Scientifically, we know that thorns protect plants from being eaten by animals and help them survive. Similarly, our struggles can protect and strengthen us, helping us grow and thrive.


I don’t know what prickles you're facing in your life, but I encourage you to see them as opportunities for growth and creativity. Just as George de Mestral turned prickles into Velcro, you too can transform your challenges into something positive.


Thorns and Faith

Lastly, thorns and prickles are powerful symbols in Christianity. I believe Jesus came into the world as God in human form, and He took on every problem a human could face. He even took on thorns.


When I visited Israel, I saw the bushes used to make the crown of thorns. These thorns aren't like the small ones on roses—they are about as long as my pointer finger. When they placed the crown of thorns on Jesus' head, it is said to have been one of the most painful parts of the crucifixion. They had to hammer the crown into His head because of the length of the thorns. His face swelled greatly, and perhaps that's why some people say that when He rose again, the disciples didn't recognize Him because His face was so disfigured.


Jesus took on every bit of pain a human can face. He faced every temptation and triumphed. When they put a crown of thorns on Him, it was like Jesus was saying, "I am even the king of the thorns and the curse. I am the conqueror of it all." He wore it as a symbol that these thorns and prickles can't defeat Him. Ultimately, He overcame them.


Let's remember that Jesus wore a crown of thorns, overcoming the curse and transforming pain into triumph.

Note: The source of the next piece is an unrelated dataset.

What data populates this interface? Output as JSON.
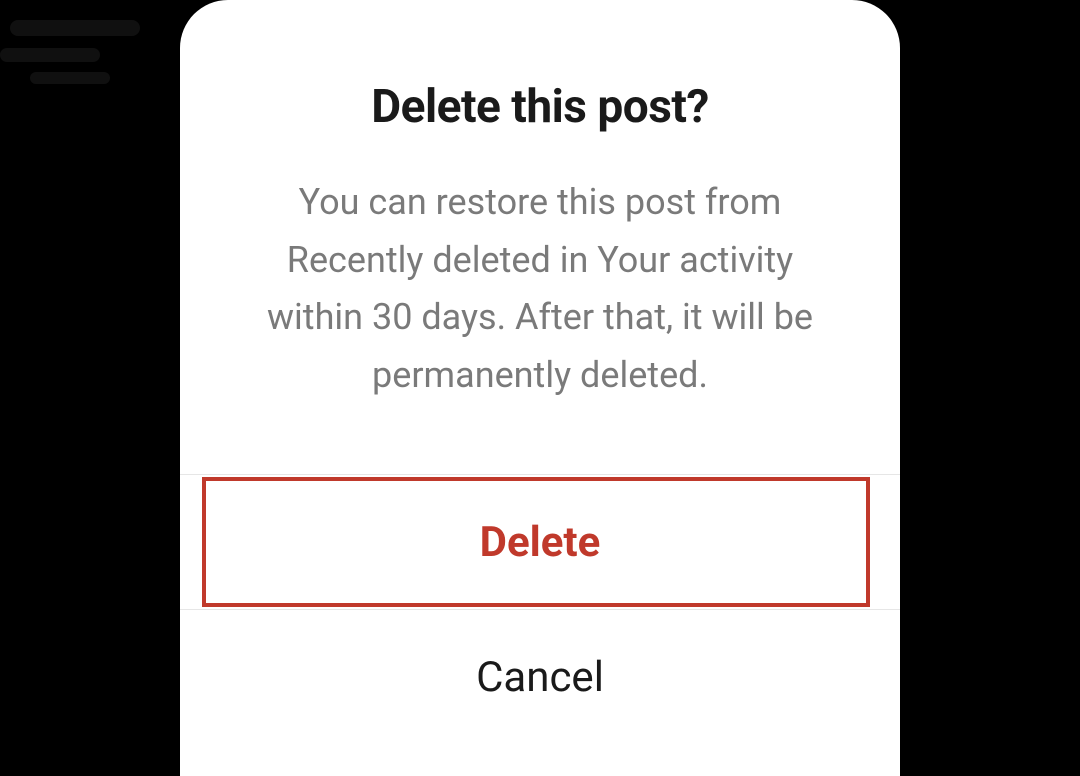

A Simple Question, A Profound Lesson

As we reflect on this story, it’s amazing to see how a simple question from the mind of a child can teach us so much about God. The curiosity of my young heart led to a journey of understanding the complexities of life and faith. So, let's embrace our questions and struggles, knowing that they can lead to deeper insights and opportunities for growth.


God works through our difficulties, turning prickles into Velcro, and challenges into triumphs!